Bemerkt werden soll abschließend noch, dass von den besonders prominent behandelten Einzelreformschulen in den Beiträgen bei Link die Odenwaldschule mehrfach in den wiedergedruckten Einzelstudien benannt wird. Diese Reformschule ist ein Ort, an dem nachweislich und kontinuierlich systematisch sexualisierte Gewalt ausgeübt wurde, worauf Link in einer wichtigen Zwischenbemerkung auch eingeht (S. 56–57). Ob und inwieweit Reformerfolge und Missbrauchsfälle zusammenhängen, hätte durchaus auch in der Modellierung aufgegriffen werden können, insbesondere im Abschnitt der „Kollegialen Kreativität“ (K 7), in der die „visionären Moderatoren“ und Schulleiter herausgestellt wurden. Der Zusammenhang zwischen (erfolgreichen) Reforminnovationen und strukturellen Verantwortlichkeiten, Risiken und Problemlagen herausgehobener Führungspositionen könnte womöglich noch weiter diskutiert werden.

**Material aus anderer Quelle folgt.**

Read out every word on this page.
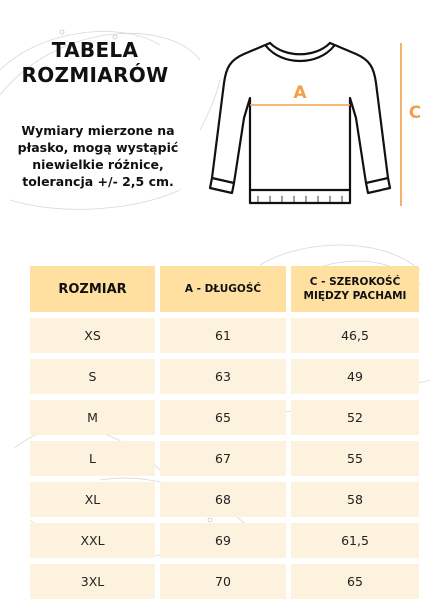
TABELA
ROZMIARÓW
Wymiary mierzone na
płasko, mogą wystąpić
niewielkie różnice,
tolerancja +/- 2,5 cm.
A
C
ROZMIAR	A - DŁUGOŚĆ	C - SZEROKOŚĆ
MIĘDZY PACHAMI

XS	61	46,5
S	63	49
M	65	52
L	67	55
XL	68	58
XXL	69	61,5
3XL	70	65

Insgesamt sollen die Anmerkungen aber nicht darüber hinwegtäuschen, dass Link mit dem besprochenen Muster der Gelingensbedingungen und den sehr lesenswerten, weiterführenden Studien Wesentliches zur lange nicht abgeschlossenen Geschichte der Schulreformen und Reformpädagogik beiträgt, die für Forschung und Lehre auch aufgrund der klaren Struktur und zugänglichen Sprache der Arbeiten sehr geeignet ist. Links Muster ist ein sinnvoller, in seiner pädagogischen Anbindung und „empirischen“ Fundierung wichtiger Beitrag, der über Programmatik und präskriptive Modelle hinausgeht.

Anmerkungen:
1 Michael Geiss / Andrea de Vincenti (Hrsg.), Verwaltete Schule, Wiesbaden 2012.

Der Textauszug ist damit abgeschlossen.